Сыграв мимическую картинку трогательного страдания, она сложила свои прекрасные руки и поднесла их к подбородочку с жаркой мольбой, подтверждая ее просительным качанием головы. О чем же она молила?
По всей видимости — о том, чтобы демонстранты, вызвавшие шипящее недовольство лучшей части публики, ради божьего мира образумились и прекратили шум; или она жаловалась им на несправедливость, допущенную по отношению к ней, и просила отомстить за себя?
Галерка, видимо, поняла ее мимику именно так и удвоила усердие, даже учетверила его, и тогда пани «О‑у-а‑а!» отрицательно покачала головой, давая знать, что ее не так поняли.
Затем ее большие, очи, сиявшие триумфом, обратились вниз, на партер, и примадонна, пожимая могучими белыми плечами, показала, что бессильна остановить бурю и приносит за это извинение, после чего, рухнув в кресло, укрылась от взоров и верхней и нижней публики; ее торжество и победа галерки достигли апогея; партер, бенуар и балконы приняли ее исчезновение за сигнал, и шиканье мгновенно прекратилось.
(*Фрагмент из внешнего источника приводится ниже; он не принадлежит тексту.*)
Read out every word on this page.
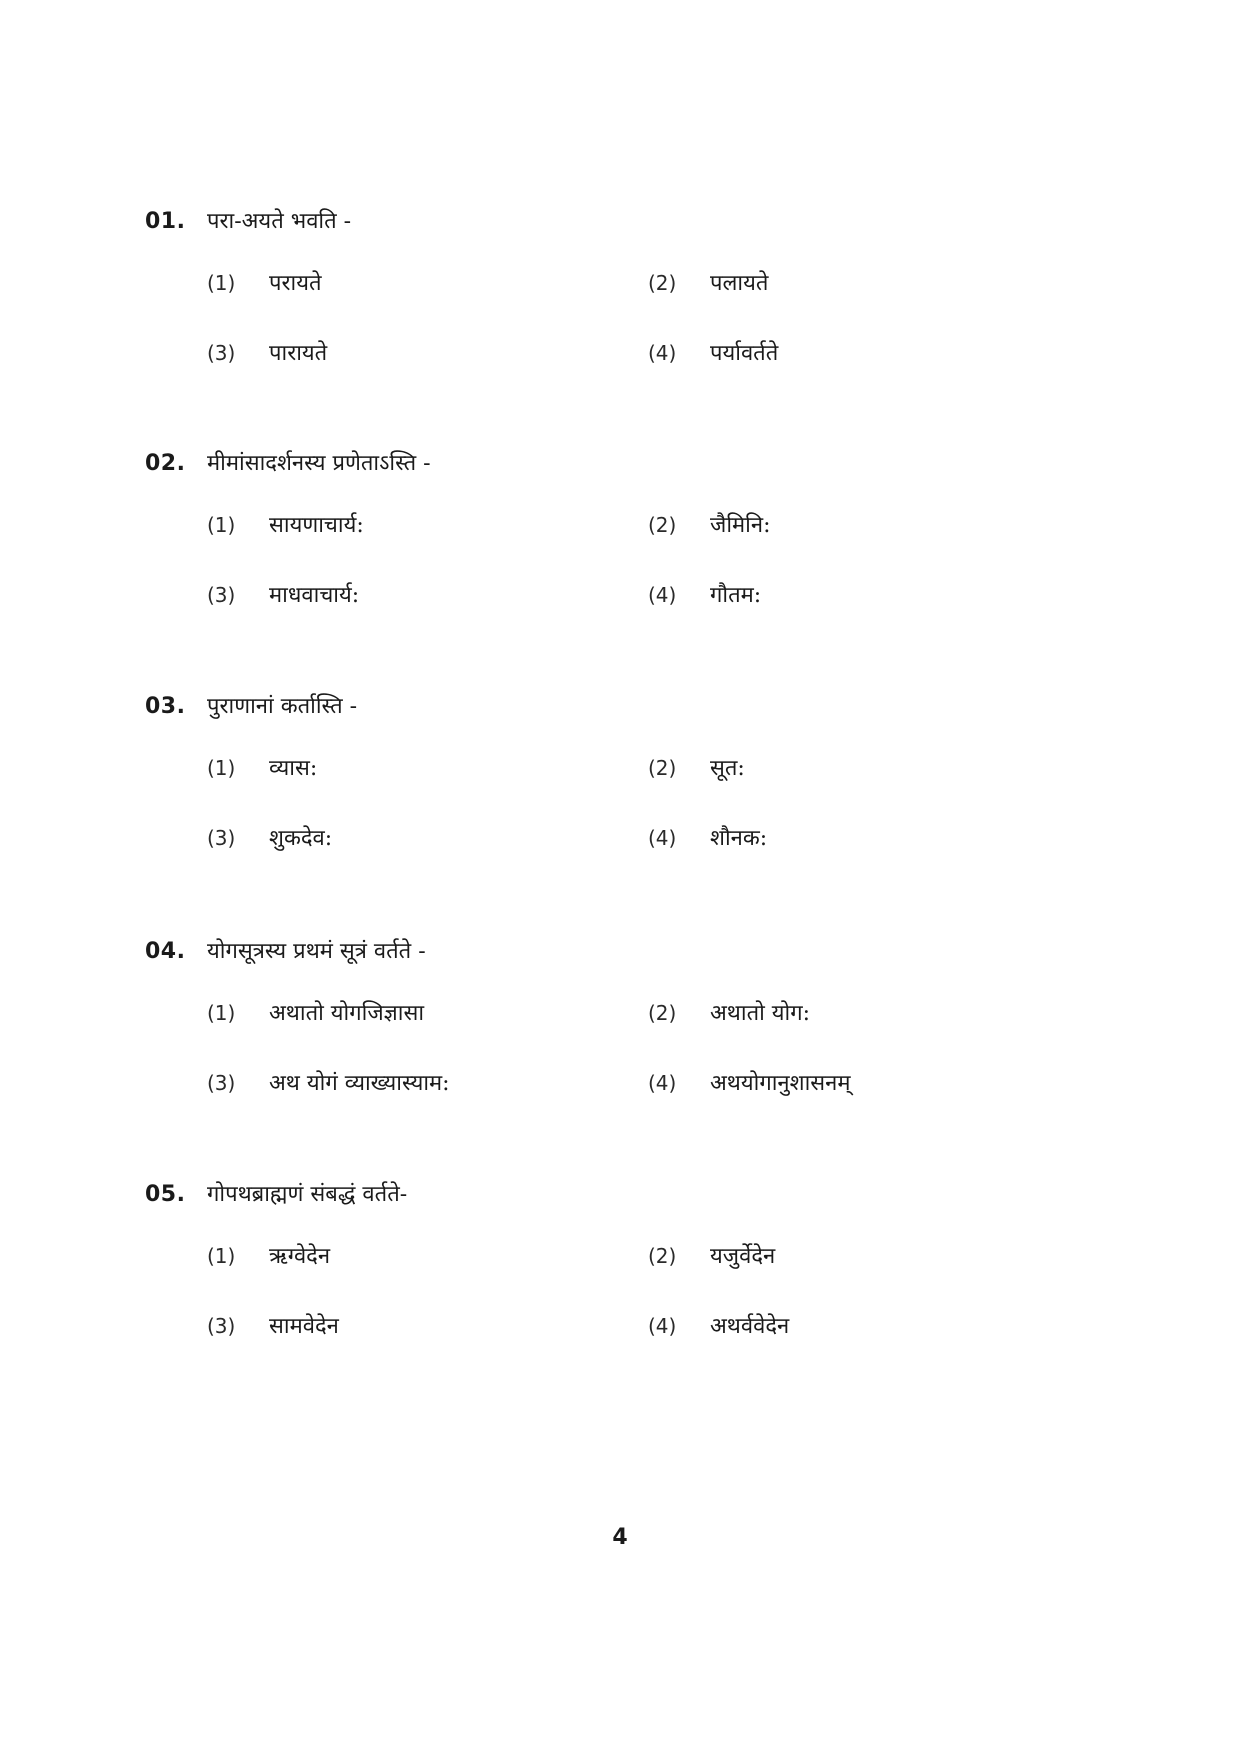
01. परा-अयते भवति -
(1)	परायते	(2)	पलायते
(3)	पारायते	(4)	पर्यावर्तते
02. मीमांसादर्शनस्य प्रणेताऽस्ति -
(1)	सायणाचार्य:	(2)	जैमिनि:
(3)	माधवाचार्य:	(4)	गौतम:
03. पुराणानां कर्तास्ति -
(1)	व्यास:	(2)	सूत:
(3)	शुकदेव:	(4)	शौनक:
04. योगसूत्रस्य प्रथमं सूत्रं वर्तते -
(1)	अथातो योगजिज्ञासा	(2)	अथातो योग:
(3)	अथ योगं व्याख्यास्याम:	(4)	अथयोगानुशासनम्
05. गोपथब्राह्मणं संबद्धं वर्तते-
(1)	ऋग्वेदेन	(2)	यजुर्वेदेन
(3)	सामवेदेन	(4)	अथर्ववेदेन
4
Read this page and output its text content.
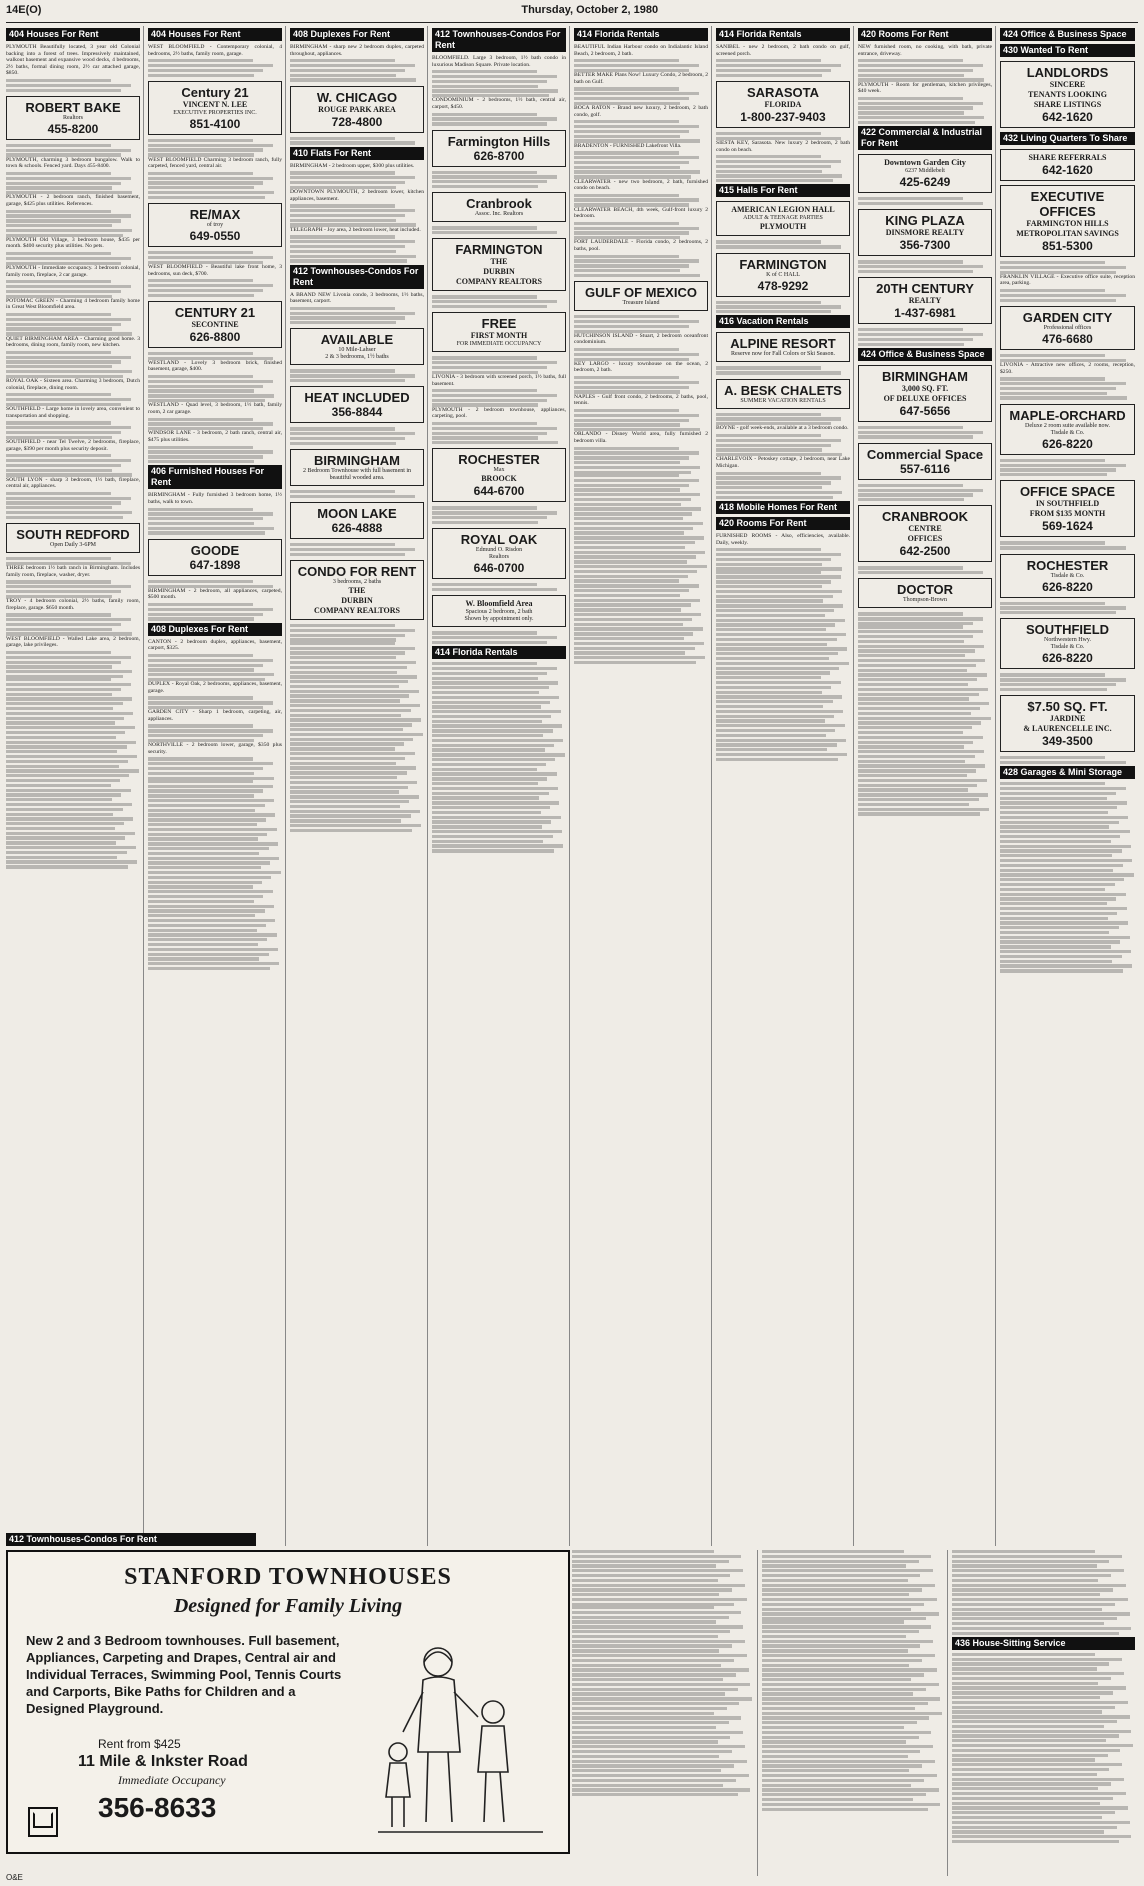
14E(O)	Thursday, October 2, 1980
404 Houses For Rent
PLYMOUTH Beautifully located, 3 year old Colonial backing into a forest of trees. Impressively maintained, walkout basement and expansive wood decks, 4 bedrooms, 2½ baths, formal dining room, 2½ car attached garage, $850.
ROBERT BAKE
Realtors
455-8200
PLYMOUTH, charming 3 bedroom bungalow. Walk to town & schools. Fenced yard. Days 455-8400.
PLYMOUTH - 2 bedroom ranch, finished basement, garage, $425 plus utilities. References.
PLYMOUTH Old Village, 3 bedroom house, $435 per month. $400 security plus utilities. No pets.
PLYMOUTH - Immediate occupancy. 3 bedroom colonial, family room, fireplace, 2 car garage.
POTOMAC GREEN - Charming 4 bedroom family home in Great West Bloomfield area.
QUIET BIRMINGHAM AREA - Charming good home. 3 bedrooms, dining room, family room, new kitchen.
ROYAL OAK - Sixteen area. Charming 3 bedroom, Dutch colonial, fireplace, dining room.
SOUTHFIELD - Large home in lovely area, convenient to transportation and shopping.
SOUTHFIELD - near Tel Twelve, 2 bedrooms, fireplace, garage, $390 per month plus security deposit.
SOUTH LYON - sharp 3 bedroom, 1½ bath, fireplace, central air, appliances.
SOUTH REDFORD
Open Daily 3-6PM
THREE bedroom 1½ bath ranch in Birmingham. Includes family room, fireplace, washer, dryer.
TROY - 4 bedroom colonial, 2½ baths, family room, fireplace, garage. $650 month.
WEST BLOOMFIELD - Walled Lake area, 2 bedroom, garage, lake privileges.
404 Houses For Rent
WEST BLOOMFIELD - Contemporary colonial, 4 bedrooms, 2½ baths, family room, garage.
Century 21
VINCENT N. LEE
EXECUTIVE PROPERTIES INC.
851-4100
WEST BLOOMFIELD Charming 3 bedroom ranch, fully carpeted, fenced yard, central air.
RE/MAX
of troy
649-0550
WEST BLOOMFIELD - Beautiful lake front home, 3 bedrooms, sun deck, $700.
CENTURY 21
SECONTINE
626-8800
WESTLAND - Lovely 3 bedroom brick, finished basement, garage, $400.
WESTLAND - Quad level, 3 bedroom, 1½ bath, family room, 2 car garage.
WINDSOR LANE - 3 bedroom, 2 bath ranch, central air, $475 plus utilities.
406 Furnished Houses For Rent
BIRMINGHAM - Fully furnished 3 bedroom home, 1½ baths, walk to town.
GOODE
647-1898
BIRMINGHAM - 2 bedroom, all appliances, carpeted, $500 month.
408 Duplexes For Rent
CANTON - 2 bedroom duplex, appliances, basement, carport, $325.
DUPLEX - Royal Oak, 2 bedrooms, appliances, basement, garage.
GARDEN CITY - Sharp 1 bedroom, carpeting, air, appliances.
NORTHVILLE - 2 bedroom lower, garage, $350 plus security.
408 Duplexes For Rent
BIRMINGHAM - sharp new 2 bedroom duplex, carpeted throughout, appliances.
W. CHICAGO
ROUGE PARK AREA
728-4800
410 Flats For Rent
BIRMINGHAM - 2 bedroom upper, $300 plus utilities.
DOWNTOWN PLYMOUTH, 2 bedroom lower, kitchen appliances, basement.
TELEGRAPH - Joy area, 2 bedroom lower, heat included.
412 Townhouses-Condos For Rent
A BRAND NEW Livonia condo, 3 bedrooms, 1½ baths, basement, carport.
AVAILABLE
10 Mile-Lahser
2 & 3 bedrooms, 1½ baths
HEAT INCLUDED
356-8844
BIRMINGHAM
2 Bedroom Townhouse with full basement in beautiful wooded area.
MOON LAKE
626-4888
CONDO FOR RENT
3 bedrooms, 2 baths
THE
DURBIN
COMPANY REALTORS
412 Townhouses-Condos For Rent
BLOOMFIELD. Large 3 bedroom, 1½ bath condo in luxurious Madison Square. Private location.
CONDOMINIUM - 2 bedrooms, 1½ bath, central air, carport, $450.
Farmington Hills
626-8700
Cranbrook
Assoc. Inc. Realtors
FARMINGTON
THE
DURBIN
COMPANY REALTORS
FREE
FIRST MONTH
FOR IMMEDIATE OCCUPANCY
LIVONIA - 3 bedroom with screened porch, 1½ baths, full basement.
PLYMOUTH - 2 bedroom townhouse, appliances, carpeting, pool.
ROCHESTER
Max
BROOCK
644-6700
ROYAL OAK
Edmund O. Risdon
Realtors
646-0700
W. Bloomfield Area
Spacious 2 bedroom, 2 bath
Shown by appointment only.
414 Florida Rentals
414 Florida Rentals
BEAUTIFUL Indian Harbour condo on Indialantic Island Beach, 2 bedroom, 2 bath.
BETTER MAKE Plans Now! Luxury Condo, 2 bedroom, 2 bath on Gulf.
BOCA RATON - Brand new luxury, 2 bedroom, 2 bath condo, golf.
BRADENTON - FURNISHED Lakefront Villa.
CLEARWATER - new two bedroom, 2 bath, furnished condo on beach.
CLEARWATER BEACH, 4th week, Gulf-front luxury 2 bedroom.
FORT LAUDERDALE - Florida condo, 2 bedrooms, 2 baths, pool.
GULF OF MEXICO
Treasure Island
HUTCHINSON ISLAND - Stuart, 2 bedroom oceanfront condominium.
KEY LARGO - luxury townhouse on the ocean, 2 bedroom, 2 bath.
NAPLES - Gulf front condo, 2 bedrooms, 2 baths, pool, tennis.
ORLANDO - Disney World area, fully furnished 2 bedroom villa.
414 Florida Rentals
SANIBEL - new 2 bedroom, 2 bath condo on gulf, screened porch.
SARASOTA
FLORIDA
1-800-237-9403
SIESTA KEY, Sarasota. New luxury 2 bedroom, 2 bath condo on beach.
415 Halls For Rent
AMERICAN LEGION HALL
ADULT & TEENAGE PARTIES
PLYMOUTH
FARMINGTON
K of C HALL
478-9292
416 Vacation Rentals
ALPINE RESORT
Reserve now for Fall Colors or Ski Season.
A. BESK CHALETS
SUMMER VACATION RENTALS
BOYNE - golf week-ends, available at a 3 bedroom condo.
CHARLEVOIX - Petoskey cottage, 2 bedroom, near Lake Michigan.
418 Mobile Homes For Rent
420 Rooms For Rent
FURNISHED ROOMS - Also, efficiencies, available. Daily, weekly.
420 Rooms For Rent
NEW furnished room, no cooking, with bath, private entrance, driveway.
PLYMOUTH - Room for gentleman, kitchen privileges, $40 week.
422 Commercial & Industrial For Rent
Downtown Garden City
6237 Middlebelt
425-6249
KING PLAZA
DINSMORE REALTY
356-7300
20TH CENTURY
REALTY
1-437-6981
424 Office & Business Space
BIRMINGHAM
3,000 SQ. FT.
OF DELUXE OFFICES
647-5656
Commercial Space
557-6116
CRANBROOK
CENTRE
OFFICES
642-2500
DOCTOR
Thompson-Brown
424 Office & Business Space
430 Wanted To Rent
LANDLORDS
SINCERE
TENANTS LOOKING
SHARE LISTINGS
642-1620
432 Living Quarters To Share
SHARE REFERRALS
642-1620
EXECUTIVE OFFICES
FARMINGTON HILLS
METROPOLITAN SAVINGS
851-5300
FRANKLIN VILLAGE - Executive office suite, reception area, parking.
GARDEN CITY
Professional offices
476-6680
LIVONIA - Attractive new offices, 2 rooms, reception, $250.
MAPLE-ORCHARD
Deluxe 2 room suite available now.
Tisdale & Co.
626-8220
OFFICE SPACE
IN SOUTHFIELD
FROM $135 MONTH
569-1624
ROCHESTER
Tisdale & Co.
626-8220
SOUTHFIELD
Northwestern Hwy.
Tisdale & Co.
626-8220
$7.50 SQ. FT.
JARDINE
& LAURENCELLE INC.
349-3500
428 Garages & Mini Storage
412 Townhouses-Condos For Rent
STANFORD TOWNHOUSES
Designed for Family Living
New 2 and 3 Bedroom townhouses. Full basement, Appliances, Carpeting and Drapes, Central air and Individual Terraces, Swimming Pool, Tennis Courts and Carports, Bike Paths for Children and a Designed Playground.
Rent from $425
11 Mile & Inkster Road
Immediate Occupancy
356-8633
436 House-Sitting Service
O&E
— Die giftige italiensche sattgefressene Riesenschlange[155]
, можно было подумать — а вот же сколотила такую колоссальную клаку! Но хотела бы я видеть старого осла, который оплатил все это, — потому что плачено-то не из ее кармана, голову прозакладываю!Эти слова, произнесенные вполголоса над самым ухом мистера Моура — а произнес их не кто иной, как пани Майнау, — отнюдь не испугали и даже не потревожили американца, хотя тот и понятия не имел, что учительница Тинды прокралась в ложу незваная, — четвертое кресло в ложе предназначалось для императорского советника Уллика.
— Удавы не ядовиты, милостивая пани, — это было все, что, тоже по-немецки, возразил ей Моур; старость осла он не отрицал.